Bender's

How Long Does It Take You to Pee On a Mission Sidewalk?

If you answered 52 seconds, you're just a hair faster than this industry dirtbag:

This amazing, 720p spectacle is brought to us by Blowing It In San Francisco, which after a mere 2 posts has established itself as a fine San Francisco blog.  I mean, this is one epic find: it's some dude pissing outside of BENDER'S BAR AND GRILL while cars wiz past and pedestrians stroll by seemingly unaware.  During the motherfucking day.

Who said the Mission can't keep it classy?

"It's my 21st birthday. Do I really need an ID?"

Despite how much we shit on the Chronicle, they occasionally run an interesting piece.  For example, yesterday they profiled local bouncers, including our pal Sam of Bender's:

How do you spot a fake ID?
The feel. If the numbers don't match up. Black light. Anything that looks questionable, I just send them away.

What's the worst excuse you've heard for not having an ID?
“It's my 21st birthday.
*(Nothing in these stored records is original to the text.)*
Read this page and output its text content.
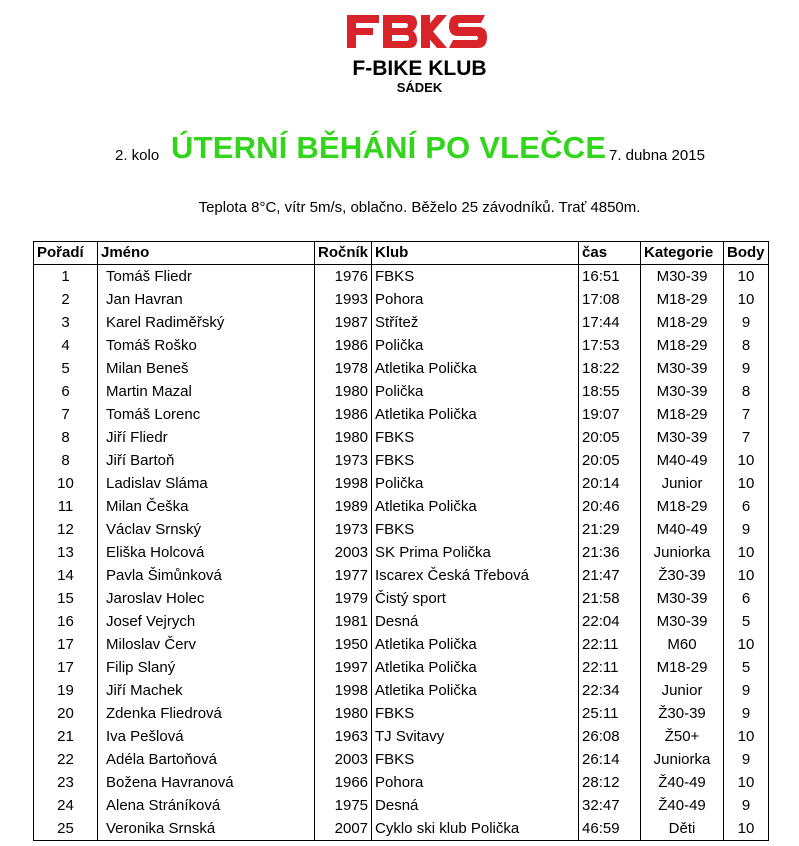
F-BIKE KLUB
SÁDEK
2. kolo ÚTERNÍ BĚHÁNÍ PO VLEČCE 7. dubna 2015
Teplota 8°C, vítr 5m/s, oblačno. Běželo 25 závodníků. Trať 4850m.
Pořadí	Jméno	Ročník	Klub	čas	Kategorie	Body
1	Tomáš Fliedr	1976	FBKS	16:51	M30-39	10
2	Jan Havran	1993	Pohora	17:08	M18-29	10
3	Karel Radiměřský	1987	Střítež	17:44	M18-29	9
4	Tomáš Roško	1986	Polička	17:53	M18-29	8
5	Milan Beneš	1978	Atletika Polička	18:22	M30-39	9
6	Martin Mazal	1980	Polička	18:55	M30-39	8
7	Tomáš Lorenc	1986	Atletika Polička	19:07	M18-29	7
8	Jiří Fliedr	1980	FBKS	20:05	M30-39	7
8	Jiří Bartoň	1973	FBKS	20:05	M40-49	10
10	Ladislav Sláma	1998	Polička	20:14	Junior	10
11	Milan Češka	1989	Atletika Polička	20:46	M18-29	6
12	Václav Srnský	1973	FBKS	21:29	M40-49	9
13	Eliška Holcová	2003	SK Prima Polička	21:36	Juniorka	10
14	Pavla Šimůnková	1977	Iscarex Česká Třebová	21:47	Ž30-39	10
15	Jaroslav Holec	1979	Čistý sport	21:58	M30-39	6
16	Josef Vejrych	1981	Desná	22:04	M30-39	5
17	Miloslav Červ	1950	Atletika Polička	22:11	M60	10
17	Filip Slaný	1997	Atletika Polička	22:11	M18-29	5
19	Jiří Machek	1998	Atletika Polička	22:34	Junior	9
20	Zdenka Fliedrová	1980	FBKS	25:11	Ž30-39	9
21	Iva Pešlová	1963	TJ Svitavy	26:08	Ž50+	10
22	Adéla Bartoňová	2003	FBKS	26:14	Juniorka	9
23	Božena Havranová	1966	Pohora	28:12	Ž40-49	10
24	Alena Stráníková	1975	Desná	32:47	Ž40-49	9
25	Veronika Srnská	2007	Cyklo ski klub Polička	46:59	Děti	10
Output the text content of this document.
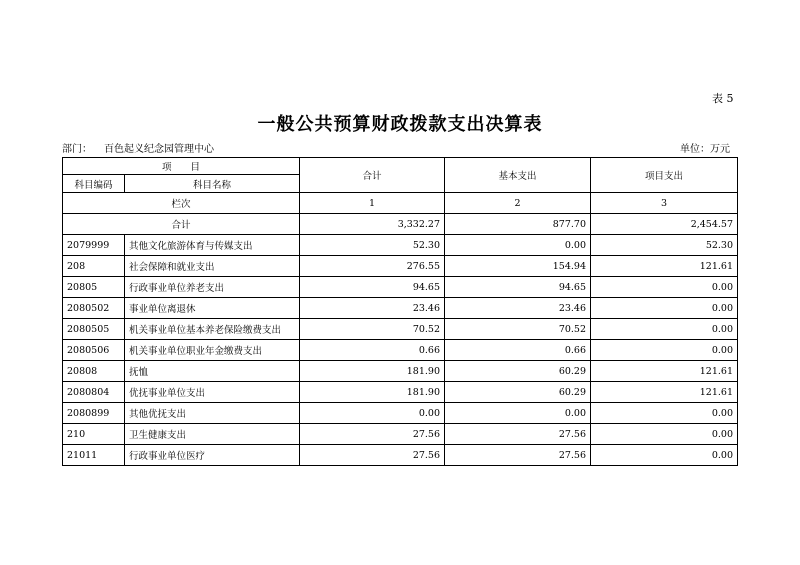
表 5
一般公共预算财政拨款支出决算表
部门： 百色起义纪念园管理中心	单位：万元
项　　目		合计	基本支出	项目支出
科目编码	科目名称			
栏次		1	2	3
合计		3,332.27	877.70	2,454.57
2079999	其他文化旅游体育与传媒支出	52.30	0.00	52.30
208	社会保障和就业支出	276.55	154.94	121.61
20805	行政事业单位养老支出	94.65	94.65	0.00
2080502	事业单位离退休	23.46	23.46	0.00
2080505	机关事业单位基本养老保险缴费支出	70.52	70.52	0.00
2080506	机关事业单位职业年金缴费支出	0.66	0.66	0.00
20808	抚恤	181.90	60.29	121.61
2080804	优抚事业单位支出	181.90	60.29	121.61
2080899	其他优抚支出	0.00	0.00	0.00
210	卫生健康支出	27.56	27.56	0.00
21011	行政事业单位医疗	27.56	27.56	0.00
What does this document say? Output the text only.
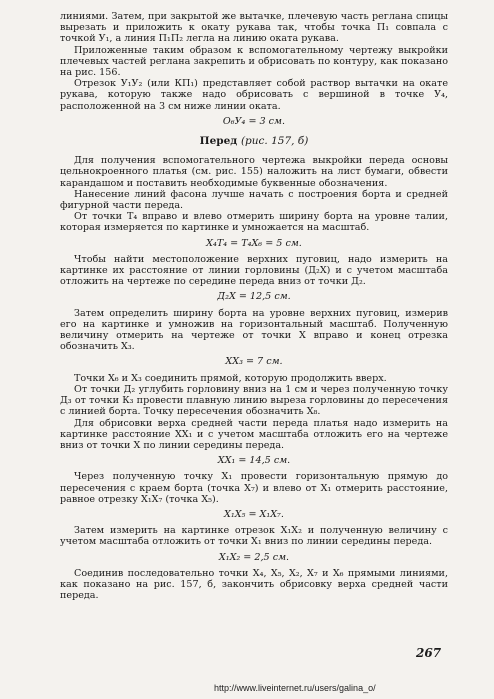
линиями. Затем, при закрытой же вытачке, плечевую часть реглана спицы вырезать и приложить к окату рукава так, чтобы точка П₁ совпала с точкой У₁, а линия П₁П₂ легла на линию оката рукава.

Приложенные таким образом к вспомогательному чертежу выкройки плечевых частей реглана закрепить и обрисовать по контуру, как показано на рис. 156.

Отрезок У₁У₂ (или КП₁) представляет собой раствор вытачки на окате рукава, которую также надо обрисовать с вершиной в точке У₄, расположенной на 3 см ниже линии оката.

О₆У₄ = 3 см.

Перед (рис. 157, б)

Для получения вспомогательного чертежа выкройки переда основы цельнокроенного платья (см. рис. 155) наложить на лист бумаги, обвести карандашом и поставить необходимые буквенные обозначения.

Нанесение линий фасона лучше начать с построения борта и средней фигурной части переда.

От точки Т₄ вправо и влево отмерить ширину борта на уровне талии, которая измеряется по картинке и умножается на масштаб.

Х₄Т₄ = Т₄Х₆ = 5 см.

Чтобы найти местоположение верхних пуговиц, надо измерить на картинке их расстояние от линии горловины (Д₂Х) и с учетом масштаба отложить на чертеже по середине переда вниз от точки Д₂.

Д₂Х = 12,5 см.

Затем определить ширину борта на уровне верхних пуговиц, измерив его на картинке и умножив на горизонтальный масштаб. Полученную величину отмерить на чертеже от точки Х вправо и конец отрезка обозначить Х₃.

ХХ₃ = 7 см.

Точки Х₆ и Х₃ соединить прямой, которую продолжить вверх.

От точки Д₂ углубить горловину вниз на 1 см и через полученную точку Д₃ от точки К₃ провести плавную линию выреза горловины до пересечения с линией борта. Точку пересечения обозначить Х₈.

Для обрисовки верха средней части переда платья надо измерить на картинке расстояние ХХ₁ и с учетом масштаба отложить его на чертеже вниз от точки Х по линии середины переда.

ХХ₁ = 14,5 см.

Через полученную точку Х₁ провести горизонтальную прямую до пересечения с краем борта (точка Х₇) и влево от Х₁ отмерить расстояние, равное отрезку Х₁Х₇ (точка Х₅).

Х₁Х₅ = Х₁Х₇.

Затем измерить на картинке отрезок Х₁Х₂ и полученную величину с учетом масштаба отложить от точки Х₁ вниз по линии середины переда.

Х₁Х₂ = 2,5 см.

Соединив последовательно точки Х₄, Х₅, Х₂, Х₇ и Х₆ прямыми линиями, как показано на рис. 157, б, закончить обрисовку верха средней части переда.

267
http://www.liveinternet.ru/users/galina_o/
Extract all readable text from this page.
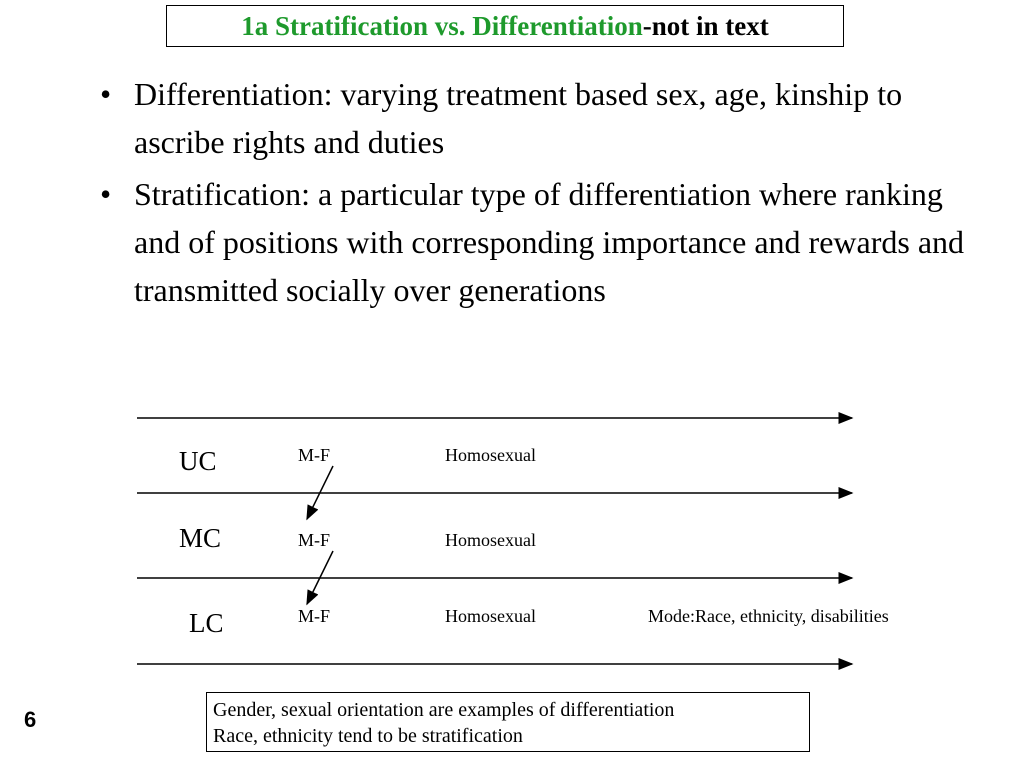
1a Stratification vs. Differentiation -not in text
• Differentiation: varying treatment based sex, age, kinship to ascribe rights and duties
• Stratification: a particular type of differentiation where ranking and of positions with corresponding importance and rewards and transmitted socially over generations
UC
MC
LC
M-F	Homosexual
M-F	Homosexual
M-F	Homosexual	Mode:Race, ethnicity, disabilities
Gender, sexual orientation are examples of differentiation
Race, ethnicity tend to be stratification
6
Do I really need an ID?”

Probably my favorite part of the piece was Bill of Zeitgeist:

What's the worst excuse you've heard for not having an ID?
“I just came from the Marina.”

Anyway, check out the full piece.

(Hat tip Mission Loc@l)

EAT SHIT WEIRD FISH: Bender's Bringing Back the Seitan Menu

OH SNAP.  Currently they only have the tacos but a source inside Bender’s culinary labs tells me they are devising a way to have variation of the deep friend hell fish and buffalo girls that we all hold close to our hearts again.  Possibly as soon as next week!  All we need now is fried pickles.  Anyways, the expert panel of Uptown reviewers agree: the tacos are tops.  Even better than before.

Go get ‘em now: seitan is ots everyday (except Sunday and Monday because they cook other shit like veggie burgers and sushi).

Given the success of "Hipster Puppies," I think I should start "Indie Rock Puppies"

All I wanted to do yesterday was ravage a black bean burger and drink some generic-yet-strikingly-sexy American beer; so I rolled into Bender’s and was immediately confronted by some Fernet-sponsored afternoon sideshow.  Yahweh clearly wasn’t going to be parting the sea of scenesters covered in red stage lighting for me, so opted to hang out in the back making fleeting hand-grabbing motions at the unplugged pinball machine.  Then I spotted the scene below.  Front row at an indie-row concert: this poor dog had ‘teh fear’ in his eyes.  The owner even attempted to cover the dog’s ears when their fashion-accessory became visibly unsettled.  It didn’t work but the. show. must. go. on.

I guess this is what it takes to be cool in the authenticity arms race?

Bender's Reborn, Weird Fish Implodes

Mac n cheese, prior to being baked

Went to Bender’s Grill last night to try their new menu.  PRETTY SOLID.  They have a house made black bean vegan burger that is quite good (also tasty with cheddar cheese on top) and waffle fries.  Truthfully, this was the first time I had waffle fries since high school, which sort of brought me back a little bit.  For some reason those fries made me find an empty table so I could sit by myself.  Anyways, Justin also whipped up some awe-inspiring mac n cheese.  Additionally, a meat eater reports that the chicken parm was “only ok.”

The final verdict is that the new menu at Bender’s is good, but it isn’t nearly as memorable, or addictive, as the old Weird Fish menu.  Bender’s, you need to get serious.  This is bar food.  You need to get a deep fryer.

In other news, Weird Fish, the formerly awesome restaurant that made the Bender’s grill the best goddamn place in the city, has completely lost their shit and ruined their own business.  Closed for lunch everyday and closed ALL DAY on Sunday.  Plus all the good stuff on their menu is gone.  NIXED.  No more.  Larbage, a generally non-newsy blog, has the scoop on this.